The Incredible But True Story of Maila ‘Vampira’ Nurmi

In 1954, a 31-year old former model, nightclub coat-check attendant and necktie painter named Maila Nurmi attended a Hollywood party with her husband, actor-writer Dean Riesner. She made her own vampire costume, inspired by the cartoons of Charles Addams, out of fabric scraps.

She must have cut quite a profile because months later another attendee at that party still remembered her. He was Hunt Stromberg, Jr, the newly installed program director at WABC-TV in Los Angeles. At the time, movies were shown only infrequently on television. The major studios were not much interested in cooperating with the small screen – and in fact considered it a mortal threat – so most of the feature films available to broadcast were from such “poverty row” operations as Monogram and PRC.

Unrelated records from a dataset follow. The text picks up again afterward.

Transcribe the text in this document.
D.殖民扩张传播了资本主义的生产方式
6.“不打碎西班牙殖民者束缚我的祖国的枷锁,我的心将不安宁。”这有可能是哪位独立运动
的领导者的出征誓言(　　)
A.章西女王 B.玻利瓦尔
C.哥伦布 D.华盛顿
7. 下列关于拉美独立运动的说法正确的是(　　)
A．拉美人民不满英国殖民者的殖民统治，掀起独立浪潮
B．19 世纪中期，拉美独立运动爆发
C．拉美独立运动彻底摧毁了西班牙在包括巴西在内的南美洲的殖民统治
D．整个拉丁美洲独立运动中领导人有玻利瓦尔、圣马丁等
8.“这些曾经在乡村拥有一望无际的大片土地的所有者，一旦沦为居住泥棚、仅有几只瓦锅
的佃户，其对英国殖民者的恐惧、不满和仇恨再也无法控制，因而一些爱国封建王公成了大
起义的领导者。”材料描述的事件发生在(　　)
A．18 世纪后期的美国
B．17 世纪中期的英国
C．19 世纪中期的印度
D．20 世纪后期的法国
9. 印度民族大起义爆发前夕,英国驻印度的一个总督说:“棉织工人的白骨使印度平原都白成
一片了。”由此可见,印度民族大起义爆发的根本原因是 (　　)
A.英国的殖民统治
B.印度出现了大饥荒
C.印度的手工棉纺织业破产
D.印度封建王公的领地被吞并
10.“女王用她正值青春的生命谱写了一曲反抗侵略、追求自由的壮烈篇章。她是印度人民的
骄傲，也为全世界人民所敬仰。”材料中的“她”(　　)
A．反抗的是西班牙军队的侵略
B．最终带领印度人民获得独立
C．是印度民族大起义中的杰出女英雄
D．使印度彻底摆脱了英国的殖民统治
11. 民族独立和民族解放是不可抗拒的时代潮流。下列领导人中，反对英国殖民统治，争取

Stromberg’s idea was to add some sex appeal to his channel’s late night horror movie screenings. He remembered the vampiric Nurmi but he did not know her name, or how to get in touch with her. Fortunately the designer Rudi Gernreich remembered her name and Stromberg hired her to create a vampire character who would not, however, infringe upon any existing copyrights or trademarks.

Nurmi got to work at once on a look for her character, which she christened Vampira. She combined elements of Snow White’s Evil Queen, a comic strip dragon lady and under-the-counter bondage models. To exaggerate her already waspish waistline she strapped a flesh-wasting poultice of meat tenderizer to her midsection with a tightly-bound rubber inner tube. Her measurements were advertised as 38-17-36.

She took to wearing Vampira drag whenever she left the house, and even rented an appropriately funereal looking black Packard convertible for her jaunts around town. She became a celebrity in the nightclubs and jazz-clubs of LA. It was here that she met James Dean, who became fixated on her. The feeling was mutual, and they became close companions, often cruising the late night dives together and telling morbid stories to one another – Nurmi was no competition in this department for the death-obsessed Dean.

Eventually the Vampira character became so popular that WABC decided to take ownership of it, and asked Nurmi to sign it over to them. She would not and the show was terminated, scarcely 8 months after it had begun. She still made public appearances, and reprised the role in 1959’s PLAN 9 FROM OUTER SPACE, but the Vampira character had passed into popular mythology by this time. Nurmi continued to attract weirdos though. In 1975 she told an interviewer, “I couldn’t attract anyone who wanted to live.” When one of her followers asked her to a Halloween party in 1975 she said, “Leave me alone! My whole life has been a Halloween party!”

The stories above are drawn from David J. Skal’s essential book “The Monster Show: A Cultural History Of Horror.”